La Galerie Pauline Pavec propose du 13 janvier au 20 février 2021 une exposition intitulée « Odore, l’art l’odeur et le sacré » première exposition sur l’histoire de l’art olfactif en galerie sous le commissariat de Sandra Barré.
/// Sandra Barré
En 1919, Marcel Duchamp offrait à son ami et mécène Walter Arensberg, l’Air de Paris enfremé dans une ampoule. Par ce geste, par ce ready-made où ce qu’on inhale est déterminé et porté au rang d’art, l’artiste français, père de l’art contemporain, ouvre la voie à une sacralisation plastique de ce qui se respire et s’établit : l’effluve.
En la choisissant comme medium, en lui permettant l’entrée bau panthéon des matériaux explorés par le vingtième siècle, Duchamp met en lumière combien la valeur artistique de l’odeur est estimable. Immatériel précieux, elle révèle les émotions et ravive la mémoire et lie ce qui s’hume à la grande tradition du sacré.
On pourrait voir dans cette importance qui rattache les croyances aux émanations, une matérialité de l’esprit, ou plutôt une dématérialisation des chairs. Lien qui unit l’espace réel à celui de l’invisible, à celui du divin, les senteurs marqueraient des ponts entre la terre et le ciel. Les parfums, odes imperceptibles adressées aux dieux comme substance de soi, transcendent les incarnations disparues.
L’âme serait-elle une fragrance ?
Ici, les œuvres présentées, toutes référant aux émanations, dessinent un voyage introspectif et interrogent la première la première attache qui a ramené les exhalaisons tout près des hommes, leur prédisant l’accessibilité à un autre monde. Les Grecs et les Romains couvraient leurs statues d’onctions, laissant aux effluves le soin d’envoyer leurs prières au divin ; les sorcières et les herboristes manipulaient les plantes en extrayant leurs essences, les chamans chargeaient les fumées de la promesses d’une traversée mystique.
Magicien.ne.s et alchimistes d’aujourd’hui, les artistes contemporain.e.s voient leur pratique et leur personne entrer en résonance avec la sacralisation des institutions culturelles. Le musée devenu lieu de pèlerinage sanctifie l’artiste, qui semble pouvoir y être accueilli en odeur de sainteté. Alors, le lien sacré se fait par une forme de mystification de l’œuvre et de son.sa créateur.rice et certains travaux odorants aux allures autobiographiques, pourraient être observés comme de véritables reliques.

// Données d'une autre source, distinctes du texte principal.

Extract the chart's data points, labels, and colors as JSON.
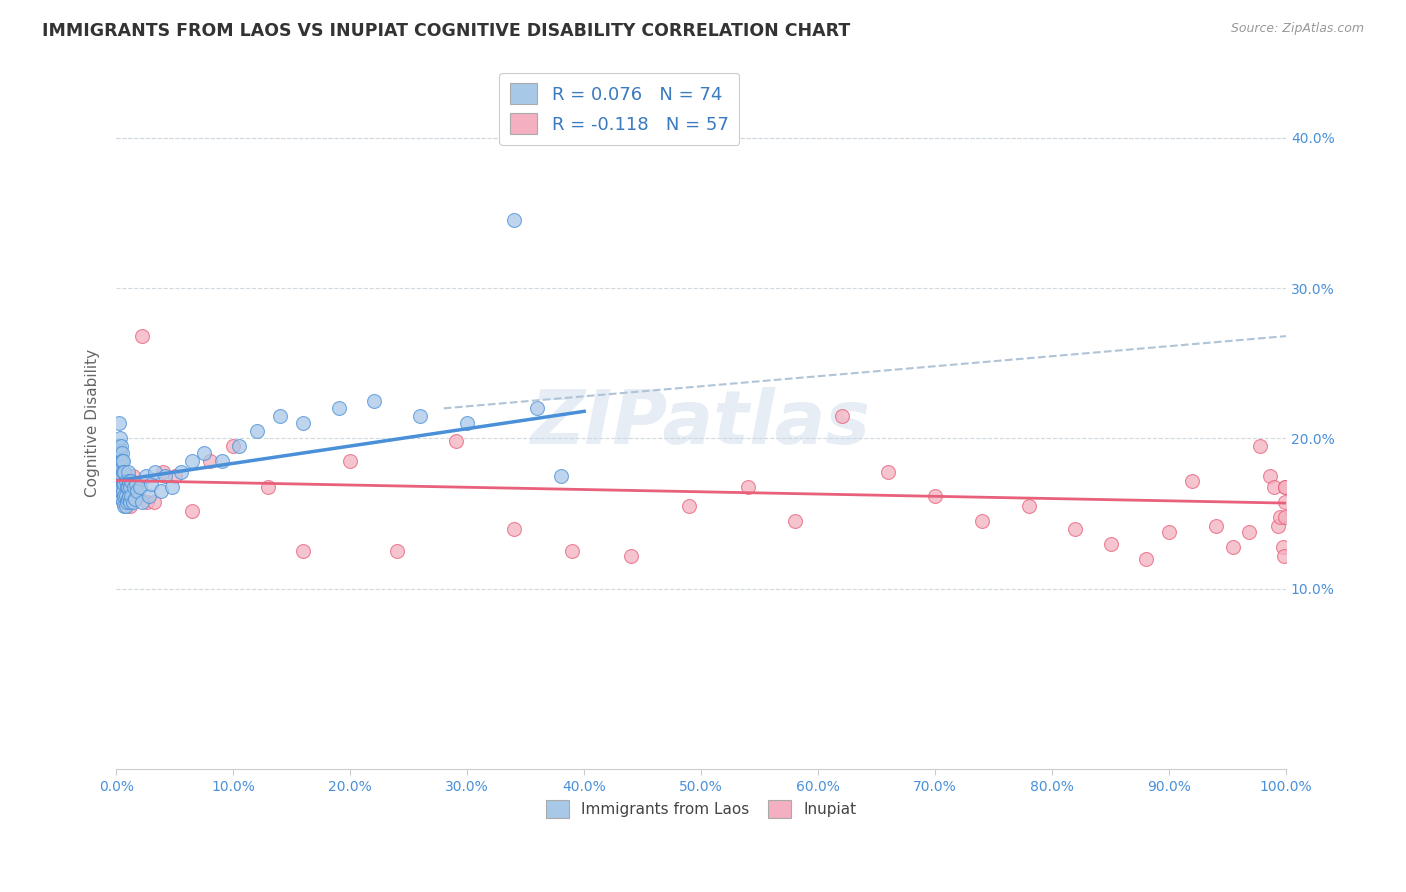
{
  "title": "IMMIGRANTS FROM LAOS VS INUPIAT COGNITIVE DISABILITY CORRELATION CHART",
  "source": "Source: ZipAtlas.com",
  "ylabel": "Cognitive Disability",
  "xlim": [
    0,
    1.0
  ],
  "ylim": [
    -0.02,
    0.44
  ],
  "color_blue": "#a8c8e8",
  "color_pink": "#f4b0c0",
  "line_blue": "#4a90d9",
  "line_pink": "#e8607a",
  "line_dashed": "#b0c4d8",
  "watermark": "ZIPatlas",
  "laos_x": [
    0.001,
    0.001,
    0.001,
    0.002,
    0.002,
    0.002,
    0.002,
    0.003,
    0.003,
    0.003,
    0.003,
    0.003,
    0.004,
    0.004,
    0.004,
    0.004,
    0.004,
    0.005,
    0.005,
    0.005,
    0.005,
    0.005,
    0.006,
    0.006,
    0.006,
    0.006,
    0.006,
    0.007,
    0.007,
    0.007,
    0.007,
    0.008,
    0.008,
    0.008,
    0.009,
    0.009,
    0.01,
    0.01,
    0.01,
    0.011,
    0.011,
    0.012,
    0.012,
    0.013,
    0.013,
    0.014,
    0.015,
    0.016,
    0.017,
    0.018,
    0.02,
    0.022,
    0.025,
    0.028,
    0.03,
    0.033,
    0.038,
    0.042,
    0.048,
    0.055,
    0.065,
    0.075,
    0.09,
    0.105,
    0.12,
    0.14,
    0.16,
    0.19,
    0.22,
    0.26,
    0.3,
    0.34,
    0.36,
    0.38
  ],
  "laos_y": [
    0.195,
    0.185,
    0.175,
    0.21,
    0.195,
    0.19,
    0.18,
    0.2,
    0.19,
    0.185,
    0.175,
    0.17,
    0.195,
    0.185,
    0.18,
    0.175,
    0.165,
    0.19,
    0.185,
    0.175,
    0.168,
    0.16,
    0.185,
    0.178,
    0.17,
    0.165,
    0.158,
    0.178,
    0.17,
    0.162,
    0.155,
    0.172,
    0.162,
    0.155,
    0.168,
    0.158,
    0.178,
    0.168,
    0.16,
    0.172,
    0.162,
    0.168,
    0.158,
    0.172,
    0.162,
    0.158,
    0.168,
    0.16,
    0.17,
    0.165,
    0.168,
    0.158,
    0.175,
    0.162,
    0.17,
    0.178,
    0.165,
    0.175,
    0.168,
    0.178,
    0.185,
    0.19,
    0.185,
    0.195,
    0.205,
    0.215,
    0.21,
    0.22,
    0.225,
    0.215,
    0.21,
    0.345,
    0.22,
    0.175
  ],
  "inupiat_x": [
    0.001,
    0.002,
    0.003,
    0.004,
    0.005,
    0.006,
    0.007,
    0.008,
    0.009,
    0.01,
    0.012,
    0.014,
    0.016,
    0.019,
    0.022,
    0.026,
    0.032,
    0.04,
    0.05,
    0.065,
    0.08,
    0.1,
    0.13,
    0.16,
    0.2,
    0.24,
    0.29,
    0.34,
    0.39,
    0.44,
    0.49,
    0.54,
    0.58,
    0.62,
    0.66,
    0.7,
    0.74,
    0.78,
    0.82,
    0.85,
    0.88,
    0.9,
    0.92,
    0.94,
    0.955,
    0.968,
    0.978,
    0.986,
    0.99,
    0.993,
    0.995,
    0.997,
    0.998,
    0.999,
    0.999,
    0.999,
    0.999
  ],
  "inupiat_y": [
    0.175,
    0.185,
    0.165,
    0.175,
    0.165,
    0.17,
    0.158,
    0.168,
    0.158,
    0.175,
    0.155,
    0.175,
    0.168,
    0.162,
    0.268,
    0.158,
    0.158,
    0.178,
    0.175,
    0.152,
    0.185,
    0.195,
    0.168,
    0.125,
    0.185,
    0.125,
    0.198,
    0.14,
    0.125,
    0.122,
    0.155,
    0.168,
    0.145,
    0.215,
    0.178,
    0.162,
    0.145,
    0.155,
    0.14,
    0.13,
    0.12,
    0.138,
    0.172,
    0.142,
    0.128,
    0.138,
    0.195,
    0.175,
    0.168,
    0.142,
    0.148,
    0.128,
    0.122,
    0.168,
    0.148,
    0.158,
    0.168
  ],
  "blue_line_x": [
    0.001,
    0.4
  ],
  "blue_line_y": [
    0.172,
    0.218
  ],
  "pink_line_x": [
    0.001,
    1.0
  ],
  "pink_line_y": [
    0.172,
    0.157
  ],
  "dashed_line_x": [
    0.28,
    1.0
  ],
  "dashed_line_y": [
    0.22,
    0.268
  ]
}
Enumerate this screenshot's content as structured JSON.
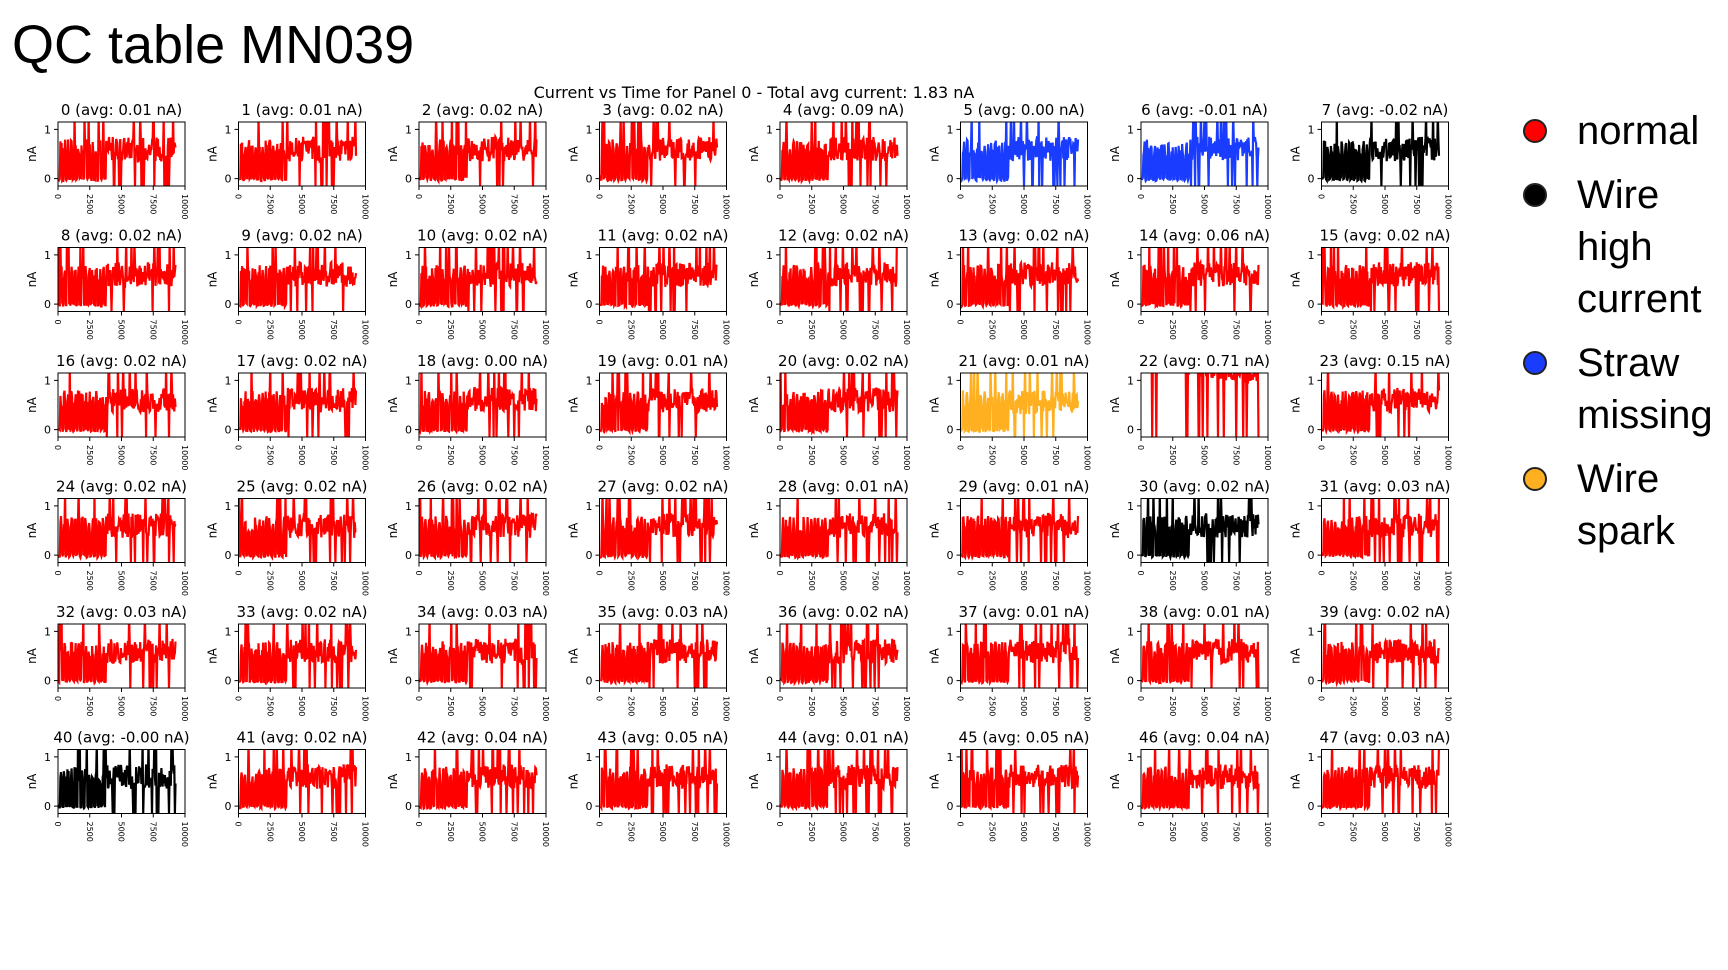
{
  "slide_title": "QC table MN039",
  "legend": {
    "items": [
      {
        "label": "normal",
        "color": "#ff0000"
      },
      {
        "label": "Wire high current",
        "color": "#000000"
      },
      {
        "label": "Straw missing",
        "color": "#1a3cff"
      },
      {
        "label": "Wire spark",
        "color": "#ffb020"
      }
    ]
  },
  "chart_data": {
    "type": "line",
    "title": "Current vs Time for Panel 0 - Total avg current: 1.83 nA",
    "grid": false,
    "xlim": [
      0,
      10000
    ],
    "ylim": [
      -0.15,
      1.15
    ],
    "x_ticks": [
      0,
      2500,
      5000,
      7500,
      10000
    ],
    "y_ticks": [
      0,
      1
    ],
    "ylabel": "nA",
    "colors": {
      "normal": "#ff0000",
      "high": "#000000",
      "missing": "#1a3cff",
      "spark": "#ffb020"
    },
    "panels": [
      {
        "channel": 0,
        "label": "0 (avg: 0.01 nA)",
        "status": "normal",
        "avg": 0.01
      },
      {
        "channel": 1,
        "label": "1 (avg: 0.01 nA)",
        "status": "normal",
        "avg": 0.01
      },
      {
        "channel": 2,
        "label": "2 (avg: 0.02 nA)",
        "status": "normal",
        "avg": 0.02
      },
      {
        "channel": 3,
        "label": "3 (avg: 0.02 nA)",
        "status": "normal",
        "avg": 0.02
      },
      {
        "channel": 4,
        "label": "4 (avg: 0.09 nA)",
        "status": "normal",
        "avg": 0.09
      },
      {
        "channel": 5,
        "label": "5 (avg: 0.00 nA)",
        "status": "missing",
        "avg": 0.0
      },
      {
        "channel": 6,
        "label": "6 (avg: -0.01 nA)",
        "status": "missing",
        "avg": -0.01
      },
      {
        "channel": 7,
        "label": "7 (avg: -0.02 nA)",
        "status": "high",
        "avg": -0.02
      },
      {
        "channel": 8,
        "label": "8 (avg: 0.02 nA)",
        "status": "normal",
        "avg": 0.02
      },
      {
        "channel": 9,
        "label": "9 (avg: 0.02 nA)",
        "status": "normal",
        "avg": 0.02
      },
      {
        "channel": 10,
        "label": "10 (avg: 0.02 nA)",
        "status": "normal",
        "avg": 0.02
      },
      {
        "channel": 11,
        "label": "11 (avg: 0.02 nA)",
        "status": "normal",
        "avg": 0.02
      },
      {
        "channel": 12,
        "label": "12 (avg: 0.02 nA)",
        "status": "normal",
        "avg": 0.02
      },
      {
        "channel": 13,
        "label": "13 (avg: 0.02 nA)",
        "status": "normal",
        "avg": 0.02
      },
      {
        "channel": 14,
        "label": "14 (avg: 0.06 nA)",
        "status": "normal",
        "avg": 0.06
      },
      {
        "channel": 15,
        "label": "15 (avg: 0.02 nA)",
        "status": "normal",
        "avg": 0.02
      },
      {
        "channel": 16,
        "label": "16 (avg: 0.02 nA)",
        "status": "normal",
        "avg": 0.02
      },
      {
        "channel": 17,
        "label": "17 (avg: 0.02 nA)",
        "status": "normal",
        "avg": 0.02
      },
      {
        "channel": 18,
        "label": "18 (avg: 0.00 nA)",
        "status": "normal",
        "avg": 0.0
      },
      {
        "channel": 19,
        "label": "19 (avg: 0.01 nA)",
        "status": "normal",
        "avg": 0.01
      },
      {
        "channel": 20,
        "label": "20 (avg: 0.02 nA)",
        "status": "normal",
        "avg": 0.02
      },
      {
        "channel": 21,
        "label": "21 (avg: 0.01 nA)",
        "status": "spark",
        "avg": 0.01
      },
      {
        "channel": 22,
        "label": "22 (avg: 0.71 nA)",
        "status": "normal",
        "avg": 0.71
      },
      {
        "channel": 23,
        "label": "23 (avg: 0.15 nA)",
        "status": "normal",
        "avg": 0.15
      },
      {
        "channel": 24,
        "label": "24 (avg: 0.02 nA)",
        "status": "normal",
        "avg": 0.02
      },
      {
        "channel": 25,
        "label": "25 (avg: 0.02 nA)",
        "status": "normal",
        "avg": 0.02
      },
      {
        "channel": 26,
        "label": "26 (avg: 0.02 nA)",
        "status": "normal",
        "avg": 0.02
      },
      {
        "channel": 27,
        "label": "27 (avg: 0.02 nA)",
        "status": "normal",
        "avg": 0.02
      },
      {
        "channel": 28,
        "label": "28 (avg: 0.01 nA)",
        "status": "normal",
        "avg": 0.01
      },
      {
        "channel": 29,
        "label": "29 (avg: 0.01 nA)",
        "status": "normal",
        "avg": 0.01
      },
      {
        "channel": 30,
        "label": "30 (avg: 0.02 nA)",
        "status": "high",
        "avg": 0.02
      },
      {
        "channel": 31,
        "label": "31 (avg: 0.03 nA)",
        "status": "normal",
        "avg": 0.03
      },
      {
        "channel": 32,
        "label": "32 (avg: 0.03 nA)",
        "status": "normal",
        "avg": 0.03
      },
      {
        "channel": 33,
        "label": "33 (avg: 0.02 nA)",
        "status": "normal",
        "avg": 0.02
      },
      {
        "channel": 34,
        "label": "34 (avg: 0.03 nA)",
        "status": "normal",
        "avg": 0.03
      },
      {
        "channel": 35,
        "label": "35 (avg: 0.03 nA)",
        "status": "normal",
        "avg": 0.03
      },
      {
        "channel": 36,
        "label": "36 (avg: 0.02 nA)",
        "status": "normal",
        "avg": 0.02
      },
      {
        "channel": 37,
        "label": "37 (avg: 0.01 nA)",
        "status": "normal",
        "avg": 0.01
      },
      {
        "channel": 38,
        "label": "38 (avg: 0.01 nA)",
        "status": "normal",
        "avg": 0.01
      },
      {
        "channel": 39,
        "label": "39 (avg: 0.02 nA)",
        "status": "normal",
        "avg": 0.02
      },
      {
        "channel": 40,
        "label": "40 (avg: -0.00 nA)",
        "status": "high",
        "avg": -0.0
      },
      {
        "channel": 41,
        "label": "41 (avg: 0.02 nA)",
        "status": "normal",
        "avg": 0.02
      },
      {
        "channel": 42,
        "label": "42 (avg: 0.04 nA)",
        "status": "normal",
        "avg": 0.04
      },
      {
        "channel": 43,
        "label": "43 (avg: 0.05 nA)",
        "status": "normal",
        "avg": 0.05
      },
      {
        "channel": 44,
        "label": "44 (avg: 0.01 nA)",
        "status": "normal",
        "avg": 0.01
      },
      {
        "channel": 45,
        "label": "45 (avg: 0.05 nA)",
        "status": "normal",
        "avg": 0.05
      },
      {
        "channel": 46,
        "label": "46 (avg: 0.04 nA)",
        "status": "normal",
        "avg": 0.04
      },
      {
        "channel": 47,
        "label": "47 (avg: 0.03 nA)",
        "status": "normal",
        "avg": 0.03
      }
    ]
  }
}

Cette notion de relique olfactive s’envisage également par des morceaux de chairs qui rappellent des instants vécus , qui poussent à éprouver et qui destinent à ressentir. Car l’odeur permet l’évocation, une évocation intime, viscérale, qu’il n’est pas nécessaire de verbaliser, mais que l’on porte en soi, que l’on chérit, comme on le ferait des croyances, des prières et des souvenirs olfactifs personnels qui tissent la grande histoire.
Les œuvres d’ »Odore » sont la prolongation des traces de vie saisies par l’art. Naturelles, réelles, inventées, suggérées, fantasmées, sacrées, profanes, sales, immaculées, singulières, universelles, elles réactivent, une fois senties, un territoire qui n’est accessible que par les chairs et qui propose ici une autre manière d’envisager l’histoire de l’art , non plus par l’œil ou l’oreille, mais par le corps tout entier.
Sandra Barré – Commissaire d’exposition
Ancienne collaboratrice de l’Officiel des Galeries & Musées, Sandra Barré est chercheuse en histoire de l’art olfactif et en esthétique. Journaliste indépendante pour différents médias, elle a entamé une thèse sur l’esthétique plastique de l’odeur sous la direction de Jacinto Lageira et donne des conférences sur des thématiques telles que la représentation du corps féminin par l’odeur.
Elle a participé à l’ouvrage de recherche dirigé par Mathilde Castel Les Dispositifs olfactifs au Musée, ainsi qu’à Olfactory Art And The Political In Age Of Resistance, un ouvrage collectif américain à paraître aux éditions Routledge. Elle publiera en 2021 l’essai Art et Odeurs, aux éditions de la Lettre Volée.
Passionnée par la manière dont l’art peut s’exprimer par d’autres voies que celles de l’oculocentrisme, elle propose une lecture de l’histoire de l’art par le corps et s’emploie à valoriser les sens dits pauvres.